Questo progetto è sfociato nella mostra online dal titolo “Vite attraverso. Storie, documenti, voci di ebrei milanesi nel ‘900”, promossa da Archivio Storico Intesa Sanpaolo, Fondazione CDEC e ASP Golgi Redaelli nell'ambito delle attività della Rete MilanoAttraverso. La mostra ha ripercorso la vita di otto famiglie ebraiche milanesi che, in circostanze diverse, subirono la discriminazione delle leggi antiebraiche e, a partire dall'8 settembre 1943, la persecuzione nazi-fascista. La stretta collaborazione tra gli Archivi di Intesa Sanpaolo, della Fondazione CDEC e di ASP Golgi Redaelli, con il prezioso contributo di altre Istituzioni, ha permesso di integrare le singole fonti per ricostruire le storie di queste otto famiglie e raccontare come affrontarono il periodo della guerra.

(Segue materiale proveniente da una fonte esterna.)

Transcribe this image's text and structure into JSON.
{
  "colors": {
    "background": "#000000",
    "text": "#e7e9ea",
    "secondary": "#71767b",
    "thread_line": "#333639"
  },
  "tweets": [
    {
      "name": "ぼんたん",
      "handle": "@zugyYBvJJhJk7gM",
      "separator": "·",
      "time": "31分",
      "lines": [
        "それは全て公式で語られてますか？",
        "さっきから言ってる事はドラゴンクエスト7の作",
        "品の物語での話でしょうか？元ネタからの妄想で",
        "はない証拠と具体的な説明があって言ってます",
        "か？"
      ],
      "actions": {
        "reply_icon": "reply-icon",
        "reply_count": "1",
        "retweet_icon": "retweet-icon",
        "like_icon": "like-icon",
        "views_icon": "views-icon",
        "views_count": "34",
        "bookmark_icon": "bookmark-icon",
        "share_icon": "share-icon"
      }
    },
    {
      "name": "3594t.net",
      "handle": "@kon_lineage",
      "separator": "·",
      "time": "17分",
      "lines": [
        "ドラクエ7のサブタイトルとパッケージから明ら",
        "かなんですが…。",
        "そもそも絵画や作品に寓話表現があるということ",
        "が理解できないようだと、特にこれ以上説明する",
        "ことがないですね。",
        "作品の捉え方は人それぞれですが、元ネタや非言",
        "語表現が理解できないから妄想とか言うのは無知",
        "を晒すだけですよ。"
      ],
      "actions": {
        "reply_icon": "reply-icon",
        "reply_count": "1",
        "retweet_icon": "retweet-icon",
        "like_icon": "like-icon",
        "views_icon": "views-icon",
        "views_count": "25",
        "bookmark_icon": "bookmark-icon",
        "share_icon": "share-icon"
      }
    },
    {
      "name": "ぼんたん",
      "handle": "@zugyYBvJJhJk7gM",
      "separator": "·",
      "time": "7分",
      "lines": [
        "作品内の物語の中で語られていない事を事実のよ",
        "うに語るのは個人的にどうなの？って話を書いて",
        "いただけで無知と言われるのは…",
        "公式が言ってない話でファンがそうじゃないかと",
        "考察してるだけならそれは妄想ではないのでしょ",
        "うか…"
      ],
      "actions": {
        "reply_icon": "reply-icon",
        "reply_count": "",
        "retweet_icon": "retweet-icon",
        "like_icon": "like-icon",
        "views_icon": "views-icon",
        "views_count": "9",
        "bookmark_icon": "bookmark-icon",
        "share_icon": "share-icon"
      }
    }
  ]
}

Il lavoro di ricerca portato avanti nel 2025 dai ricercatori incaricati dall’Archivio Storico e dal CDEC ha consentito di predisporre sei nuove storie familiari – Pia Ravenna, RosaPisetzky, Tullio e Lidia Colombo, Giorgina Bellak, Vittorio Ottolenghi, Olga Stahl Bergmann – che saranno pubblicate in occasione della ricorrenza della Liberazione, il 25 aprile 2026, in concomitanza con il rilancio del nuovo sito di Vite Attraverso. L’80° anniversario della nascita della Repubblica sarà l’occasione per affrontare il tema della giustizia riparativa, del “fare i conti a metà” dell’Italia repubblicana nei confronti dei cittadini ebrei perseguitati dal regime fascista.

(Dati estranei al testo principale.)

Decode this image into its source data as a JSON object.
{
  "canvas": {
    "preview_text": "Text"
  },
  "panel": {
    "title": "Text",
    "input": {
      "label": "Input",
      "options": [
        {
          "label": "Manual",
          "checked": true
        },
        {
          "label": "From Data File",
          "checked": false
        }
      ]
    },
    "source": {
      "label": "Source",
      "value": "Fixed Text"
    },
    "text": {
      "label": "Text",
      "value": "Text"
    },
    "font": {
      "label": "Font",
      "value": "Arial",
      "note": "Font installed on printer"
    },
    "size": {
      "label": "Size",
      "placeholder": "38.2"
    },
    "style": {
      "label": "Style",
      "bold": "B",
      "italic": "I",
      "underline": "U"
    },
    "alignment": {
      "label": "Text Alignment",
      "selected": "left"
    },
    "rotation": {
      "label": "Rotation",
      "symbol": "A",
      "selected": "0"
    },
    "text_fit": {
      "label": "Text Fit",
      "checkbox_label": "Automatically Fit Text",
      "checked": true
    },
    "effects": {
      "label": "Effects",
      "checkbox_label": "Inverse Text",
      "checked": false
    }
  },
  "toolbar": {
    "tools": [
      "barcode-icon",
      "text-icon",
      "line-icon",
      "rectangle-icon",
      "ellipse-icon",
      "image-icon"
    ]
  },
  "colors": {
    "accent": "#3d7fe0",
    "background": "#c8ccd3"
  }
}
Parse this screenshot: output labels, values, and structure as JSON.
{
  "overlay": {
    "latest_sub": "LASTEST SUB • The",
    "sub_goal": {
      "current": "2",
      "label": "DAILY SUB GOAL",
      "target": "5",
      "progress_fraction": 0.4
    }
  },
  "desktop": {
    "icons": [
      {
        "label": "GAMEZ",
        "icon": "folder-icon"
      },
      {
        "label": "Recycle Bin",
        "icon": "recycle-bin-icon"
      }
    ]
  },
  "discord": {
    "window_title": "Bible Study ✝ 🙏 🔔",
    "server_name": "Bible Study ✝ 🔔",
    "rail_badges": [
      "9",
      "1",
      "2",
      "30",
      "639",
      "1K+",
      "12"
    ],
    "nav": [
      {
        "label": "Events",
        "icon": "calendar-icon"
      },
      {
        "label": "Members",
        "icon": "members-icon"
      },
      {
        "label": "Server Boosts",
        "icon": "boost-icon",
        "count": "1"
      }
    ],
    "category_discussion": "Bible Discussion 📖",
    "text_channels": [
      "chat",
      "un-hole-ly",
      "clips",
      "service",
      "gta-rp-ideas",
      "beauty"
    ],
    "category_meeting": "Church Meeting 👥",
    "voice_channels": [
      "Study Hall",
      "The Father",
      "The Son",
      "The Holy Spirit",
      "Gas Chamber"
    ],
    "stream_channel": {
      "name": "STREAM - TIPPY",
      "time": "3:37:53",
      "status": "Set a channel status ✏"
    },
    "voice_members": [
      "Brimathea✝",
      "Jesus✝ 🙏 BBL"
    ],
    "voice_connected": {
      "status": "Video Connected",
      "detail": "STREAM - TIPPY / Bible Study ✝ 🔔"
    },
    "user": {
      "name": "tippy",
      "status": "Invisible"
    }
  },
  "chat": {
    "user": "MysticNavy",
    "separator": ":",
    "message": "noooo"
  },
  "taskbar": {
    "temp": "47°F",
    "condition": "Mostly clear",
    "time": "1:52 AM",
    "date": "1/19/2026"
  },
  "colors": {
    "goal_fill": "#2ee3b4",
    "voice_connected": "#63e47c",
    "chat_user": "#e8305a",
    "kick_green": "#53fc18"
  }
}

Archivi, memoria e tecnologie digitali per la storia della persecuzione ebraica
La collaborazione tra l’Archivio Storico, la Fondazione CDEC e il Memoriale della Shoah ha consentito ai diversi enti di realizzare nei propri spazi e, indipendentemente, laboratori didattici che hanno coinvolto le scuole cittadine per un approccio diretto alle fonti documentarie. Di sicuro interesse è stata la scelta del podcast come mezzo di trasmissione delle informazioni raccolte dagli studenti durante il laboratorio didattico dell’Archivio Storico dello scorso anno all’interno della rete di Museimpresa: quattro podcast dedicati ad altrettante storie, desunte dai fascicoli dell’Archivio Storico e della Fondazione CDEC, sono stati pubblicati su varie piattaforme, il laboratorio sarà ripetuto anche quest’anno con nuove classi e nuove storie.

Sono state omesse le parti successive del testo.